Our Country: Its Possible Future and Its Present Crisis

2011-02-24 08:51:01

Josiah Strong’s influential 1885 polemic, Our Country: Its Possible Future and Its Present Crisis, represented both America’s sense of manifest destiny and nativist fears as the new immigration began to bring hundreds of thousands of eastern and southern Europeans into the country (see nativism). It became a national best-seller and made Strong a celebrity.

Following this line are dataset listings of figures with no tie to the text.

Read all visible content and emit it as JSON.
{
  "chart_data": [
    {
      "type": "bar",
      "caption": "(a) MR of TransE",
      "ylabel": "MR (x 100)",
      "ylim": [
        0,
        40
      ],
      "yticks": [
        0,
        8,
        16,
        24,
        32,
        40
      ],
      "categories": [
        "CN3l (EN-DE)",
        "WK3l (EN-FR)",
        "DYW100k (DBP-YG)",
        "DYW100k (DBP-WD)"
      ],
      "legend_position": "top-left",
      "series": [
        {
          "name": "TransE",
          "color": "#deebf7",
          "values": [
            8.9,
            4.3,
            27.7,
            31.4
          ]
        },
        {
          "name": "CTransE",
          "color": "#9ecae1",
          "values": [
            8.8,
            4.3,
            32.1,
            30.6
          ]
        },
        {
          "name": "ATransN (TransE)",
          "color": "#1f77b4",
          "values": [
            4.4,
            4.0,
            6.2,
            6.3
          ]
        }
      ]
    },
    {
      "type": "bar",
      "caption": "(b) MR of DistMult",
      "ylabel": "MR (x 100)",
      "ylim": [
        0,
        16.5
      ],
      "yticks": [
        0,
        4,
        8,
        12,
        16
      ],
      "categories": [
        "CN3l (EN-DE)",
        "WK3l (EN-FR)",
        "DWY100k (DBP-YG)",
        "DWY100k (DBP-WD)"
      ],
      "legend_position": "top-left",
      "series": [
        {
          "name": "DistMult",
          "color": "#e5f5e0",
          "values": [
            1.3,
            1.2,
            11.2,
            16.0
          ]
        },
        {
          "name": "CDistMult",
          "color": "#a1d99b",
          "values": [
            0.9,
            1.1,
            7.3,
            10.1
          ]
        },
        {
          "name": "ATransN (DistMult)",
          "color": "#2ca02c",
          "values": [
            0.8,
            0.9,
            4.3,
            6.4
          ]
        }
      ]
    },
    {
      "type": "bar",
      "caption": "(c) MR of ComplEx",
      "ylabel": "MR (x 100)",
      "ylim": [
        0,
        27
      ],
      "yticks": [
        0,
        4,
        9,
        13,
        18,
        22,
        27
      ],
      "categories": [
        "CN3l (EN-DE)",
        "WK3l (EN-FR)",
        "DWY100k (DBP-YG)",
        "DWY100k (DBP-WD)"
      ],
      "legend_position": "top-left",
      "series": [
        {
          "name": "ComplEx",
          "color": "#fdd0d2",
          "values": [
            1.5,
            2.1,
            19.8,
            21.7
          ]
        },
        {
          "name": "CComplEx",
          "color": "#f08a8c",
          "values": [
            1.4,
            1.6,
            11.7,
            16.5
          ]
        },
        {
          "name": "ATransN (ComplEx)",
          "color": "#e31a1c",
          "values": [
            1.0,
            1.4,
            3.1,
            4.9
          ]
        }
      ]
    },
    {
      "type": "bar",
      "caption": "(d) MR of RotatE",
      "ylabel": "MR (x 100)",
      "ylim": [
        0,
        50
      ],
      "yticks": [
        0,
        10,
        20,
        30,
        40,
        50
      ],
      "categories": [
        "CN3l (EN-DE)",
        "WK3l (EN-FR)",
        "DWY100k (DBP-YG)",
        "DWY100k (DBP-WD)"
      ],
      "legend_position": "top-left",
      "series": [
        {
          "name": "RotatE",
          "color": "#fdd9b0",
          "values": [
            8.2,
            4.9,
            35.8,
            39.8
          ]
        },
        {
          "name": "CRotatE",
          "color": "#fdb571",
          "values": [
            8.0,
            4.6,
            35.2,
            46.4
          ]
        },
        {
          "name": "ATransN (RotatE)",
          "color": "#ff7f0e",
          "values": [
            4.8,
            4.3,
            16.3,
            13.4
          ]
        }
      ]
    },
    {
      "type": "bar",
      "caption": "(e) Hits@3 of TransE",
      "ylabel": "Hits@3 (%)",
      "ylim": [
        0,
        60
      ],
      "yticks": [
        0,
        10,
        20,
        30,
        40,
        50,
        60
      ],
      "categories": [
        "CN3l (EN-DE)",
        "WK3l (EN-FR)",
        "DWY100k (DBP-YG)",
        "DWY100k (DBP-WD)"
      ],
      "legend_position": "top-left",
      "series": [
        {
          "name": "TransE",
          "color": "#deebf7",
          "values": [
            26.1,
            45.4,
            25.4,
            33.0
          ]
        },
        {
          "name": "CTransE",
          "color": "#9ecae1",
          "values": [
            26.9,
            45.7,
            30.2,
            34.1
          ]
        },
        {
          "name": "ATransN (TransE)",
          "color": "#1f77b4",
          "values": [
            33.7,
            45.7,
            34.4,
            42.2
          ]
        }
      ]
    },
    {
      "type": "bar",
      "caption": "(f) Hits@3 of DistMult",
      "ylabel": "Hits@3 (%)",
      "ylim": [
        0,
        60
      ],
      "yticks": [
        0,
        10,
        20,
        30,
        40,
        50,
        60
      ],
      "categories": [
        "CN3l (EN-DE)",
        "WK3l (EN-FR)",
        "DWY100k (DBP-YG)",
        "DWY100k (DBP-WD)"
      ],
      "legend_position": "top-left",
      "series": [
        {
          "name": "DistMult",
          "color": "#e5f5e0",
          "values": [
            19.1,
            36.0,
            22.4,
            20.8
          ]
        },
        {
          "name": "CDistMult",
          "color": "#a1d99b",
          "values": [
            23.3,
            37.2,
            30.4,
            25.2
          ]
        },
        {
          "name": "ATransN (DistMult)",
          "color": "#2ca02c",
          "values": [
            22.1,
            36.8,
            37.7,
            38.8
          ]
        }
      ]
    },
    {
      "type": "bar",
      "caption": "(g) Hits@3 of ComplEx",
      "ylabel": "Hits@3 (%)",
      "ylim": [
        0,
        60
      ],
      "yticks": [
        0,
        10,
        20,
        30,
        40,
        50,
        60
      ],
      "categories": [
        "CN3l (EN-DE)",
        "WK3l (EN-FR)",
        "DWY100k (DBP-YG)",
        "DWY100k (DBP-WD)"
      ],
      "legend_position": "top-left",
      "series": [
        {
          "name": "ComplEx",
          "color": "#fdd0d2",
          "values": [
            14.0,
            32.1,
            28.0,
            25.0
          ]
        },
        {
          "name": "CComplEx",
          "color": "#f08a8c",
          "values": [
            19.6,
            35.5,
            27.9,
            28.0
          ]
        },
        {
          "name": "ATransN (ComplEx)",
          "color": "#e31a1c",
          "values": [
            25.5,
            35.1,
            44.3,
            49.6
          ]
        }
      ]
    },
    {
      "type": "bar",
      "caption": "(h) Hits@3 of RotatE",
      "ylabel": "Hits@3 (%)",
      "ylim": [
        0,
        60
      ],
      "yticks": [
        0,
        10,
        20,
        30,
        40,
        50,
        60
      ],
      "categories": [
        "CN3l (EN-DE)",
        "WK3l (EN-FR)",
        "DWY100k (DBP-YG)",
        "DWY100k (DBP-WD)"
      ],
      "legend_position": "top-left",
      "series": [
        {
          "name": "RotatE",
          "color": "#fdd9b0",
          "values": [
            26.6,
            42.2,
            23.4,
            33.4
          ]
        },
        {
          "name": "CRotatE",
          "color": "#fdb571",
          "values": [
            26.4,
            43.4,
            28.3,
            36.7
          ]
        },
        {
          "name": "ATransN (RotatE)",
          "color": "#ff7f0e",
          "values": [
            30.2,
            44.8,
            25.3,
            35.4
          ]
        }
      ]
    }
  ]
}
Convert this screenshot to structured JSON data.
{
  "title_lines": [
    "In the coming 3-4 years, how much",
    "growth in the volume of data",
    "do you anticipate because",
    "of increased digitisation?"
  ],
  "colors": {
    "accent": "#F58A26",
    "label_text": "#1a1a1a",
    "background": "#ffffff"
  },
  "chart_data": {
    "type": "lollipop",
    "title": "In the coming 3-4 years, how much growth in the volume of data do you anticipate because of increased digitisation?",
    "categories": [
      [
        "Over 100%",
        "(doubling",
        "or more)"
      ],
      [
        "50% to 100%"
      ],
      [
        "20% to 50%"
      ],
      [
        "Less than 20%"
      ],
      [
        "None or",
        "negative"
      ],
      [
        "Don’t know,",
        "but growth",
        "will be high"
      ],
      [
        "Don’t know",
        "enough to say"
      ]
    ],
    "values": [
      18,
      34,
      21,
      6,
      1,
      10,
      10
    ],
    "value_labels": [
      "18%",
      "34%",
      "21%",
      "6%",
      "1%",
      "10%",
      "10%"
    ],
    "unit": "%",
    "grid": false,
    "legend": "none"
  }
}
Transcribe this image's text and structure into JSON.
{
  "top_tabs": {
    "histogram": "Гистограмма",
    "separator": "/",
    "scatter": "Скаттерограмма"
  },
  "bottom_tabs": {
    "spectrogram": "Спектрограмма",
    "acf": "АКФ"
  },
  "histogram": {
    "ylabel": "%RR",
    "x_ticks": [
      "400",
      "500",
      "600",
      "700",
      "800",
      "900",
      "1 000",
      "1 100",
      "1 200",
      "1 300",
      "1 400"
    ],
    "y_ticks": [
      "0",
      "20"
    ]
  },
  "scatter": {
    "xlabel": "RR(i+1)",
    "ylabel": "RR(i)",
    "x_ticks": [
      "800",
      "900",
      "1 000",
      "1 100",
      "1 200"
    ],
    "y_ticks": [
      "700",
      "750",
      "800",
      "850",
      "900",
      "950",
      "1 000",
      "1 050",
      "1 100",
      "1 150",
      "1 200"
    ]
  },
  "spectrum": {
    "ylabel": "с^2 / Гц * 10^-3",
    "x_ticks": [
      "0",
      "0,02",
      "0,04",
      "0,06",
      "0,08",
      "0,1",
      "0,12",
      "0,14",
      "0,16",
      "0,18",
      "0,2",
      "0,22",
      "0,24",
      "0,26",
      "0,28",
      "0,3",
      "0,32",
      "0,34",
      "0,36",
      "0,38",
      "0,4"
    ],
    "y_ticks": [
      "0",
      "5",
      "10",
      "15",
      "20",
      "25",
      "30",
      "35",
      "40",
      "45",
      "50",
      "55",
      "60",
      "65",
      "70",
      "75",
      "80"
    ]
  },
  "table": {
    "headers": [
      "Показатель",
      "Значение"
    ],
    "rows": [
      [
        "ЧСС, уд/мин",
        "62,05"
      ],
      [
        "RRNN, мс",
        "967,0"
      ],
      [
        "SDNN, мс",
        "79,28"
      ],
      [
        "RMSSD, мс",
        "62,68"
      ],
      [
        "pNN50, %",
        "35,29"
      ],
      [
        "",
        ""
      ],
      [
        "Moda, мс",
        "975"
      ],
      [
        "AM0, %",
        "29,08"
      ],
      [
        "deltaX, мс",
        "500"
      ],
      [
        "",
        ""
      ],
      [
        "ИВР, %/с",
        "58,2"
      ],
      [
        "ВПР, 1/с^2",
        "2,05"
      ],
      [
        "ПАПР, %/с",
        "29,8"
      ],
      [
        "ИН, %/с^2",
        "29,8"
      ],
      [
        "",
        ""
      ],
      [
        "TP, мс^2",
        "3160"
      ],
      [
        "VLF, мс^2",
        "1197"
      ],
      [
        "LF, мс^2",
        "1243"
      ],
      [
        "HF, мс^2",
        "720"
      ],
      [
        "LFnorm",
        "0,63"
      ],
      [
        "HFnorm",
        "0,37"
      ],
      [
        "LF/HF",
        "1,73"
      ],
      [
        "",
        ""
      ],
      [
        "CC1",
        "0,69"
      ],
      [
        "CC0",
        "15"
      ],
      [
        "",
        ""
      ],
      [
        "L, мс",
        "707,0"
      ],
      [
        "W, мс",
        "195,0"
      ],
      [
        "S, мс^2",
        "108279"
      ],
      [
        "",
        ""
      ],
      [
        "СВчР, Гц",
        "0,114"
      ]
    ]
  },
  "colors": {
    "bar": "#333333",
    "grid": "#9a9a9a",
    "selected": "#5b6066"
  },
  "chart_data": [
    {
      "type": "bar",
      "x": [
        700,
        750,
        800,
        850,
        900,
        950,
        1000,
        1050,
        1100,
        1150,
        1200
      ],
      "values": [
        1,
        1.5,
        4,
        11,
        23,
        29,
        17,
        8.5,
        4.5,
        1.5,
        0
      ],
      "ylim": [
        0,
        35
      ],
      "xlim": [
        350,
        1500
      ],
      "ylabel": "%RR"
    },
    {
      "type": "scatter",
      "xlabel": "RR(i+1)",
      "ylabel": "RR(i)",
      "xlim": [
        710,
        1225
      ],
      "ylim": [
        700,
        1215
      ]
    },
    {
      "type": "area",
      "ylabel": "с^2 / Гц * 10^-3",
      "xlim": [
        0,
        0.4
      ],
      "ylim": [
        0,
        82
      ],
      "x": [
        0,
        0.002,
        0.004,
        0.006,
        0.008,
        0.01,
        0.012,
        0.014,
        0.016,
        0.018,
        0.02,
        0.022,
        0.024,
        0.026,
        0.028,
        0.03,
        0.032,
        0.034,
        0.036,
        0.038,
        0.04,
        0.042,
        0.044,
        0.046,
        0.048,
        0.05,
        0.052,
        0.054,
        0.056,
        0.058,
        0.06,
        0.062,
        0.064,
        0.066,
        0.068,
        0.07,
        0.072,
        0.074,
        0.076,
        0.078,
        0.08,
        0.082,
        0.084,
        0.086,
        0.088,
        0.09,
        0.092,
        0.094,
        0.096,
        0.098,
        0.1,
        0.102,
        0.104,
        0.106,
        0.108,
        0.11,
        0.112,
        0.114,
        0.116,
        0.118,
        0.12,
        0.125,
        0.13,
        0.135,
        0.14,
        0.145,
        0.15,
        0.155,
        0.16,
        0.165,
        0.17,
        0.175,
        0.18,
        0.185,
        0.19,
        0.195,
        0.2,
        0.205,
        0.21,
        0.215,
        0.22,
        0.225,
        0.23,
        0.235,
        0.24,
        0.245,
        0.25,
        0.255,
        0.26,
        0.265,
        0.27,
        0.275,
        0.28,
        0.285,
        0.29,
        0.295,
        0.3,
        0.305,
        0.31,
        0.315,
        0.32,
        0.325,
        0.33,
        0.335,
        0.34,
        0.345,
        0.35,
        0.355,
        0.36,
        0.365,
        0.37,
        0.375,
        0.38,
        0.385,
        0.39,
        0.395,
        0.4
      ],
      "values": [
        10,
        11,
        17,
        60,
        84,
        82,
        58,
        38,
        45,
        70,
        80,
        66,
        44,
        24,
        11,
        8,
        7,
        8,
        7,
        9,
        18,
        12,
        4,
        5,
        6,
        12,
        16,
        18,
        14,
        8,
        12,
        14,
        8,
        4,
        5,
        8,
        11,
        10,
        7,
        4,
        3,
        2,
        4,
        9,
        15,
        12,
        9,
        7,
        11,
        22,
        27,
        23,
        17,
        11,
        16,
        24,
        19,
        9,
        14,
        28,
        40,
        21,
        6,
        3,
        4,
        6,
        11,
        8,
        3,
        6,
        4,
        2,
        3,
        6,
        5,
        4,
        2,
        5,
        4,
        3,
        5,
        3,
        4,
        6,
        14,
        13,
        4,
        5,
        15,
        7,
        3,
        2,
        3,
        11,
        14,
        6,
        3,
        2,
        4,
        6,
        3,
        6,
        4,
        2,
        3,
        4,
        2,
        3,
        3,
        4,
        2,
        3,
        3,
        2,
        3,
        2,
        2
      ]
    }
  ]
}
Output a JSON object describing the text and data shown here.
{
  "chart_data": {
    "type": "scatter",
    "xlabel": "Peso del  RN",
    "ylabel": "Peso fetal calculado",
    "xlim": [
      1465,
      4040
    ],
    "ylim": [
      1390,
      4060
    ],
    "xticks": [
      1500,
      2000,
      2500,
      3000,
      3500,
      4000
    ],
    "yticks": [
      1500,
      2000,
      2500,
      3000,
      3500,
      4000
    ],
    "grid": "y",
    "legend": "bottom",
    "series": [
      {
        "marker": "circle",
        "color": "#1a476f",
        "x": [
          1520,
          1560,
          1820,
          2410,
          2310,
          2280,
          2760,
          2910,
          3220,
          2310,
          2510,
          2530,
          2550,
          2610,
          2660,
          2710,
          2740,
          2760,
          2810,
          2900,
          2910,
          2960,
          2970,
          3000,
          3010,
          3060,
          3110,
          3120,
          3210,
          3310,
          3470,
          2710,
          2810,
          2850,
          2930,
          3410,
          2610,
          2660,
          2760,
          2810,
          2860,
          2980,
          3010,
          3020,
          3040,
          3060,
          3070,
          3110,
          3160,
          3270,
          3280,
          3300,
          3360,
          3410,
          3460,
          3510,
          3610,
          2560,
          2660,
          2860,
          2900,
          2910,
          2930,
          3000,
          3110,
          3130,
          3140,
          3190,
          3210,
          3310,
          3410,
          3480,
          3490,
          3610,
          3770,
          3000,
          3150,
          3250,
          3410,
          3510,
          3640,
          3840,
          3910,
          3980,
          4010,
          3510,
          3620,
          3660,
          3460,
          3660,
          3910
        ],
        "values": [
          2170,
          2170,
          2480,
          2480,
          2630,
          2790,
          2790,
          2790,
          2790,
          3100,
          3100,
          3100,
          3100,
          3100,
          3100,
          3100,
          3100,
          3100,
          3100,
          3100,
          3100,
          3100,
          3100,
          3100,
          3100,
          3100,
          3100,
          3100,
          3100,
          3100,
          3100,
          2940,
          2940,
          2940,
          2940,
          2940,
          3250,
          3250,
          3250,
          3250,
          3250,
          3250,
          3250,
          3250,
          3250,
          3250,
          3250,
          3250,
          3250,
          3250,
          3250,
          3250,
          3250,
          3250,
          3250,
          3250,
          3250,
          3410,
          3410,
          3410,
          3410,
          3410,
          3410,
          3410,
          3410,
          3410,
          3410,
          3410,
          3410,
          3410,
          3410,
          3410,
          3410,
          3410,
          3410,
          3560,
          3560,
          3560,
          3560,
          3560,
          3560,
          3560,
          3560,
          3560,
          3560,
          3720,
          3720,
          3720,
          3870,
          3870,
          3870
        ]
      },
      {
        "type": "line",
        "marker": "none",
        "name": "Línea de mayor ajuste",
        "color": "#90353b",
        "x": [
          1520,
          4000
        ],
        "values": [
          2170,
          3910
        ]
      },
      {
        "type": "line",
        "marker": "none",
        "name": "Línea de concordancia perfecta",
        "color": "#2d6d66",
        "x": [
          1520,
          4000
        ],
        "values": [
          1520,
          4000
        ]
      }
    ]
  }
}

A Congregationalist minister and missionary in the American West, Strong was a staunch expansionist, who wholeheartedly embraced the ideals of Anglo-Saxon civilization and its benefits for the uncivilized world. He believed that the English-speaking peoples were favored by God and that in “the final competition of races,” they would eventually “move down upon Mexico, down upon Central and South America, out upon the islands of the sea, over upon Africa and beyond.” This would be accomplished by taking trade and the Christian gospel to the world. Strong argued that Catholics could not be good U.S. citizens, as they owed their first allegiance to the Roman Catholic Church. There is, he wrote, “an irreconcilable difference between papal principles and the fundamental principles of our free institutions.” Strong was also an early proponent of the Social Gospel movement, seeking to serve God by improving the condition of the poor. He helped found the League for Social Service and the Federal Council of Churches. Our Country was provided as an outline for a progressive and healthy America, an important part of which was immigration restriction.